There has been some level of worry among writers that we might be the first profession to be replaced by AI since the most recent version of ChatGPT was launched a few weeks ago. Whether that worry is warranted is outside the purview of this post, but suffice it to say that we can now add 3D modellers to the list of potential job losers, as OpenAI has recently unveiled a comparable method that turns text into 3D models.
A paper titled “Point-E: A System for Generating 3D Point Clouds from Complex Prompts” has been uploaded to go along with the code, which has been made available on GitHub. Although it is not the first text-to-3D application, it is most likely to receive the most attention over the next weeks. With just a few fundamental Python abilities, anyone may utilise OpenAI’s “Point-E” to generate 3D models from text inputs.
Because it produces point clouds rather than tessellated or surfaced models, Point-E is designated as such. Point-E can produce models far more quickly than other AI text-to-3D techniques and with a small fraction of the necessary computing resources by creating point clouds. On a GPU, Point-E can create a 3D model from your words in just a few minutes.

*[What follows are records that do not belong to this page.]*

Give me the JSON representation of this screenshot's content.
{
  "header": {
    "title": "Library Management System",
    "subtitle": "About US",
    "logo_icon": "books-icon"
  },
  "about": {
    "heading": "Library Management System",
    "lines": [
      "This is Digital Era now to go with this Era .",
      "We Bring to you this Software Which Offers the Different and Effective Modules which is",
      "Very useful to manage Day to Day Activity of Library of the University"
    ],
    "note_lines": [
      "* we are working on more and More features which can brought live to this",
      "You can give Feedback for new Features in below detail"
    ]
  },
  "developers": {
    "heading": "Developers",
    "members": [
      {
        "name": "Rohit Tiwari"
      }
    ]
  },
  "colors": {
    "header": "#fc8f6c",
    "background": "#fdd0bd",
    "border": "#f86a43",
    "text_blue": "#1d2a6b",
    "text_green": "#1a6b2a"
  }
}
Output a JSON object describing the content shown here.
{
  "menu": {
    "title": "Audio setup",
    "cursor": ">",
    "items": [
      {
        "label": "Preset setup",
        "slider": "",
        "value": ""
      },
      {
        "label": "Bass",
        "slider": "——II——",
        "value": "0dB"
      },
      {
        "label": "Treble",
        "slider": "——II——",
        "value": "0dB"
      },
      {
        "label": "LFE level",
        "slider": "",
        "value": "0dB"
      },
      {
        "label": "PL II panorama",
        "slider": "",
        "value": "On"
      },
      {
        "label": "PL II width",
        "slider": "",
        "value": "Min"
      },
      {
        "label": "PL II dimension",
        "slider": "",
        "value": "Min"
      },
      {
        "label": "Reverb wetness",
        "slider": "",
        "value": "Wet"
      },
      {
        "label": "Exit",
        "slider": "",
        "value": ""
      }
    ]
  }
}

Since the point clouds are of rather low resolution, the models are indeed quite coarse. But a tessellated surface can be mapped from the dots using the OpenAI point cloud to mesh methodology. The outcome of the mesh is displayed below. Although you can’t print a point cloud, you can design a text-to-3D print workflow, but if you want to use Point-E, you must first turn it into a suitable 3D model for printing.
With the Solidworks ScanTo3D function (or something similar), which is made expressly for transforming point clouds from scanned data into models for reverse engineering purposes, you could certainly do that. It won’t be long before text-to-3D, and ultimately text-to-AM, make the same kind of startling advancements as Dall-E, Stable Diffusion, and ChatGPT.
You can obtain the Point-E model’s source code from Github at this link if you want to experiment with it. Alternatively, you may access the OpenAI published paper here if you just want to read it.